Add to this high rates of cognitive impairment (problems with memory, information processing and following directions), functional impairment (the ability to manage daily tasks such as dressing, bathing, toileting), mobility impairment (the ability to walk), and deteriorating hearing and vision.
These problems further complicate the older homeless person’s ability to manage chronic diseases, access services and exit homelessness.
It is hardly surprising that only about one in five of our participants were housed one year after we first met them.
Systemic change needed
The point our study highlights is that the systems set up in the 1980s were not designed to serve an aging population.
Cognitive impairment, for example, makes it difficult to follow through with instructions to come to appointments, fill out complicated paperwork for disability benefits or housing applications, or adhere to treatment regimens.
People with mobility impairments are not able to walk miles between service providers, carrying their belongings with them. People at high risk of falls are not well served by bunk beds or by bathrooms in shared facilities that do not have grab bars and slip-resistant floors.
Shelter and housing providers are grappling with the need to provide clients with personal care assistants to enable them to handle activities of daily living, like bathing and dressing. They are reporting difficulty with clients whose cognitive impairments make them unable to understand or follow rules.
Many Medicaid programs will cover the costs of personal care via the Home and Community Based Services Program, which is designed to keep Medicaid recipients living at home and in the community instead of in expensive institutional care.
However, it is nearly impossible to arrange these services for people living in temporary shelters or in the street.
While there are few data, our study suggests that many older homeless adults will require nursing home placement, some of which could have been avoided with housing and home-based services.
Two years into our study, many of our participants have already spent extended time in nursing facilities.
Death on the street
We have known for years that homeless people are likely to die prematurely.
When the homeless population was younger, these deaths were mostly attributable to substance use, violence and infectious diseases.
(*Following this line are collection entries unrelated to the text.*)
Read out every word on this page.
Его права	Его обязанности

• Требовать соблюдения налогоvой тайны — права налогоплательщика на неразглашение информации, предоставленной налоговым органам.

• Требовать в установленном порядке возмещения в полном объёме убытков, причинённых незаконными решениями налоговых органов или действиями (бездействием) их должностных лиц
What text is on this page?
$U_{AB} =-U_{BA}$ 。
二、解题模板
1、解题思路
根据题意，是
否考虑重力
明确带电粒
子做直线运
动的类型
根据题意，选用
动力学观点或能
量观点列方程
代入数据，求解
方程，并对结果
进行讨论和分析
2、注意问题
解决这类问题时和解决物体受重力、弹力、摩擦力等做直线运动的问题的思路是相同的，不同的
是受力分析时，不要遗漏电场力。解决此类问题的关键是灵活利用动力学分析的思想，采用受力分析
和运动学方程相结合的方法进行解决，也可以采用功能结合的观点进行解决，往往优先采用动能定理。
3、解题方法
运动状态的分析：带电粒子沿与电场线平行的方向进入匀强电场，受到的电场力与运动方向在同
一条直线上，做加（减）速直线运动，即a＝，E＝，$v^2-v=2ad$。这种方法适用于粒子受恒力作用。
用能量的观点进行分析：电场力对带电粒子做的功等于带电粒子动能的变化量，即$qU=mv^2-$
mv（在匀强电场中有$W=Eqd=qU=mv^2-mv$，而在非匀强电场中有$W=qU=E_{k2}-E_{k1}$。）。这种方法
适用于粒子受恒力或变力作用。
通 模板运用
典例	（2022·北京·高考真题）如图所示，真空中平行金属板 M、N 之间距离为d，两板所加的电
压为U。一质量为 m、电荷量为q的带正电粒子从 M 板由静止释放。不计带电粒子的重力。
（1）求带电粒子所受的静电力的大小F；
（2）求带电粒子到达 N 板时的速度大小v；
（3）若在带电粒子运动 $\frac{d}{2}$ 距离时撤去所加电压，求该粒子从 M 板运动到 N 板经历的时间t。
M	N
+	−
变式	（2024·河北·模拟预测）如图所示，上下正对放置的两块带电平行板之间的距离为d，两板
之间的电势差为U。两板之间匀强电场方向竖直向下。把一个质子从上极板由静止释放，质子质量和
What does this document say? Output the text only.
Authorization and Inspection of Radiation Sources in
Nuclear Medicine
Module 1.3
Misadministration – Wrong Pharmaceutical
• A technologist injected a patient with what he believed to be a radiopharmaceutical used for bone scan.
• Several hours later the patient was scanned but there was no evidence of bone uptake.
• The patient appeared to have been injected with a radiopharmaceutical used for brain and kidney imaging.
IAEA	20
Older homeless adults die at a rate four to five times what would be expected in the general population but die from different causes than do younger homeless adults. They die from the same causes as do other people – heart disease and cancer – but they do so 20 to 30 years earlier.
In the course of our study’s two years, for example, 14 of our 350 participants have died. Others are very ill and, we fear, will die soon.
To put it bluntly, as a society, we face the specter of older adults dying on the streets.
So, what is to be done?
Our argument is that there is no one-size-fits-all solution.
An individual who has spent 30 years rotating between institutional care and the streets requires different services than a 54-year-old man who has become homeless for the first time after a period of extended unemployment.
To solve the problem of homelessness among older Americans, we will have to find answers to two questions.
How do we adapt existing programs for homeless adults to meet the needs of an aging population?
And possibly even more intractable but fundamental: how do we stop older people from losing their homes?